This section simply makes it clear State Farm has a subrogation interest in any settlement the Phillips may recover against a third-party tort-feasor, not to exceed the total amount paid under the policy, a point which the Phillips concede.   Indeed, even if the section were ambiguous, “[u]nder Oklahoma law, a contract of insurance ordinarily must be construed liberally in favor of the insured and strictly against the insurer where there exists any ambiguity, doubt or uncertainty as to its meaning.”   An-Son Corp. v. Holland-America Ins. Co., 767 F.2d 700, 703 (10th Cir.1985) (citing Continental Casualty Co. v. Beaty, 455 P.2d 684, 688 (Okla.1969)).

Second, State Farm contends the Phillips waived their right to claim attorney fees when they executed the Release and Trust Agreement.   This contention is also unavailing.   There is nothing in the preprinted agreement itself that amounts to such a waiver, and the typewritten Appendix specifically provides “Nothing in this Release and Trust Agreement shall be construed as a waiver or abandonment of the parties' respective claims regarding the matter in dispute herein [i.e., attorney's fees and costs].   The parties understand and agree that their claims regarding the matter in dispute shall be preserved for the determination of the Court at the conclusion of the further litigation resulting from the accident referenced herein.”

 Third, State Farm emphasizes that Oklahoma follows the American rule, which provides “attorneys' fees are not allowed in the absence of a statute or specific contractual authority or where they are considered part of the damages suffered by a party.”  Peabody Galion Corp. v. Kropp, 658 P.2d 1155, 1157 (Okla.1983).   According to State Farm, this means the Phillipses cannot recover attorney fees and costs in this case.   This contention lacks merit for at least two reasons.   First, under Oklahoma law, “[t]here are, of course, exceptions to the general principle that absent a contract or statute authorizing an award of attorney fees, a court may not award them.”  Id. at 1157 n. 3.   Second, the American rule was well established in Oklahoma when the Supreme Court decided Carter in 1974.   See, e.g., Hanska v.

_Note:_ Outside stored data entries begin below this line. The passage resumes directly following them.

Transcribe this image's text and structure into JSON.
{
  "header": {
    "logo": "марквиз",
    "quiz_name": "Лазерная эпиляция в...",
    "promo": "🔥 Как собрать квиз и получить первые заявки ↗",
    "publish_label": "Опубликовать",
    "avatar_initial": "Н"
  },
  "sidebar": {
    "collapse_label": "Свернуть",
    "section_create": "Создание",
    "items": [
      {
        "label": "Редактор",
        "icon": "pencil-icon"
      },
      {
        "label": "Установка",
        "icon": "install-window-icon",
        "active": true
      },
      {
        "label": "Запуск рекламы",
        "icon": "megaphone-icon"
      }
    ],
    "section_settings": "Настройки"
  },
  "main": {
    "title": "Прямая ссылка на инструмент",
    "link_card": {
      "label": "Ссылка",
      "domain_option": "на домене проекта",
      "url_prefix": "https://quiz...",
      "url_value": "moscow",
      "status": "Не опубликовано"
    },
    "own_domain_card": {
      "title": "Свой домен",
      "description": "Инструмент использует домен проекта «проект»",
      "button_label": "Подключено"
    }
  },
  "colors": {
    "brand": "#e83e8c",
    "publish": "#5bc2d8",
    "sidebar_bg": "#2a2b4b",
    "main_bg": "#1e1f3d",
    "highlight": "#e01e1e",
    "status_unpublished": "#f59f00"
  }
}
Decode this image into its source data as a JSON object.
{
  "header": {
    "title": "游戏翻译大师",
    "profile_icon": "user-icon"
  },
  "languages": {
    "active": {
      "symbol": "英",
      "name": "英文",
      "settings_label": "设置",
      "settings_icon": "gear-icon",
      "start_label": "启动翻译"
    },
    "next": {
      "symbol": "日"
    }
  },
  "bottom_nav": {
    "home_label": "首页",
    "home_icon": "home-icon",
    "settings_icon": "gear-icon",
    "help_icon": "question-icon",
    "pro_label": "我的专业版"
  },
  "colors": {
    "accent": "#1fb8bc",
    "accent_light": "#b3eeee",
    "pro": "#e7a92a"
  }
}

Hanska, 395 P.2d 648, 650 (Okla.1964).   The Oklahoma Supreme Court did not see the American rule as an obstacle when it decided Carter, and therefore neither do we.

 Fourth, State Farm draws our attention to Okla.Stat. tit. 36, § 3629(B),3 which allows an insured to recover attorney fees in an action against his insurer if the insured recovers more than the insurer initially offered.   The statute specifically provides, however, that it “shall not apply to uninsured motorist coverage.”   Given that the Oklahoma legislature specifically precluded insureds from recovering attorney fees in actions against uninsured/underinsured motorist insurance carriers under Okla.Stat. tit. 36, § 3629(B), State Farm contends, we can infer the Oklahoma legislature does not intend for such insureds to recover attorney fees incurred in actions against a third-party tort-feasor.

We reject this contention for two reasons.   First, State Farm has not provided any legislative history explaining why the Oklahoma legislature excluded uninsured/underinsured motorist policies from the purview of Okla.Stat. tit. 36, § 3629(B).   Indeed, the legislature may have done so not because it did not intend for uninsured/underinsured motorist insurance carriers to pay their insureds' attorney fees if the insureds were “prevailing parties,” but because it did not intend for insureds to pay their insurers' attorney fees if the insurers prevailed.   In the absence of any clear evidence in either the language of the statute or its legislative history, we decline to speculate regarding the legislature's intent.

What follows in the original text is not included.